Bynes relayed the story to 98.7 FM Arizona’s Sports Station’s Bickley & Marotta on Thursday.
“Then you go in the meeting the next day and coach is like why did you do that? … Hey, Ed Reed told me.”
Now a seven-year NFL veteran, Bynes looks back at his time in Baltimore as a place that helped mold him. Playing his first three seasons with Ray Lewis, a 2018 Hall of Fame inductee, and Reed, who will be eligible in 2019, Bynes learned the intricacies of the NFL.
“Watching film with Ed Reed transformed everything for me,” Bynes said.
Though they played different positions – Reed at defensive back and Bynes a linebacker – Reed asked him questions about video that Bynes wouldn’t even consider.
Who was the primary receiver? What defense are you in? What coverage are you in?
“He saw the game on a different level,” Bynes said.
As for Lewis, Bynes shared another on-the-field story.
“Ray Lewis barely said a word,” he said. “All he did was stick his fist out and you had 1,000 guys calling out close calls.”
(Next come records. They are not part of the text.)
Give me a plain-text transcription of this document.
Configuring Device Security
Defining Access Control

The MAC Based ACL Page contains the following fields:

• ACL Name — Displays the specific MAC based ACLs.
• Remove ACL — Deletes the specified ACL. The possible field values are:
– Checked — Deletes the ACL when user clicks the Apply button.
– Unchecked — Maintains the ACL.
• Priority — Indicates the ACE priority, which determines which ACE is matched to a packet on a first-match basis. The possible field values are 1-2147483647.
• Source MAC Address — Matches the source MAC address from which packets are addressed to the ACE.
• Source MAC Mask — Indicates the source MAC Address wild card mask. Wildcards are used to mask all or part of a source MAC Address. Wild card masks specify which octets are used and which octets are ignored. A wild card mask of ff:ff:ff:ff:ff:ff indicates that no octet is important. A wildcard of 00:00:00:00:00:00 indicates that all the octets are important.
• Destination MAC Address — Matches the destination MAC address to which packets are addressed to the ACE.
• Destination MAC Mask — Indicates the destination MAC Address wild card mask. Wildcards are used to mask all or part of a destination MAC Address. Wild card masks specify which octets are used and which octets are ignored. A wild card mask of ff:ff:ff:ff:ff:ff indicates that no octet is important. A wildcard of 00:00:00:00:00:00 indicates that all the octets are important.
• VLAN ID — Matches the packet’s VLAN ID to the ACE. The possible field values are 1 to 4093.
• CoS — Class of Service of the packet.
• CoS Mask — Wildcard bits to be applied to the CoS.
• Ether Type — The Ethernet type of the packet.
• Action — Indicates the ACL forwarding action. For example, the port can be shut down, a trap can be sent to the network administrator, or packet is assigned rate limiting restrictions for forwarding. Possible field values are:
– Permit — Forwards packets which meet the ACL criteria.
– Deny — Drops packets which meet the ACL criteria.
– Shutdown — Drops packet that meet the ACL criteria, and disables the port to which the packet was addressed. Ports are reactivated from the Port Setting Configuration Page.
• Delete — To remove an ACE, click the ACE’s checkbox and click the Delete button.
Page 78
Bynes imitated himself as a rookie quietly giving a command on the field. At the time, Chuck Pagano was the defensive coordinator for the Ravens.
“He snapped on me, oh my gosh, he got into me,” Bynes said. “He knew, coming out of college, what kind of guy I was, and I was that leader of the defense … he expected that same thing from me from day one.”
At Auburn, Bynes said he took control of the field as middle linebacker.
In high school, he was the only defender with a wristband on the team.
Bynes could defer to Reed and Lewis in Baltimore, but over his three years in Detroit, he began to take a larger leadership role.
Then, when Bynes came to Arizona last season, Karlos Dansby was the vocal leader of the linebacker crew.
But after the Cardinals did not re-sign Dansby this offseason, Bynes is in position to take command of the unit.
He said he’s ready.
“That’s nothing new to me, being that guy who has to take control of the defense,” he said. “… (In) my eighth year, everything is clicking and everything is making sense.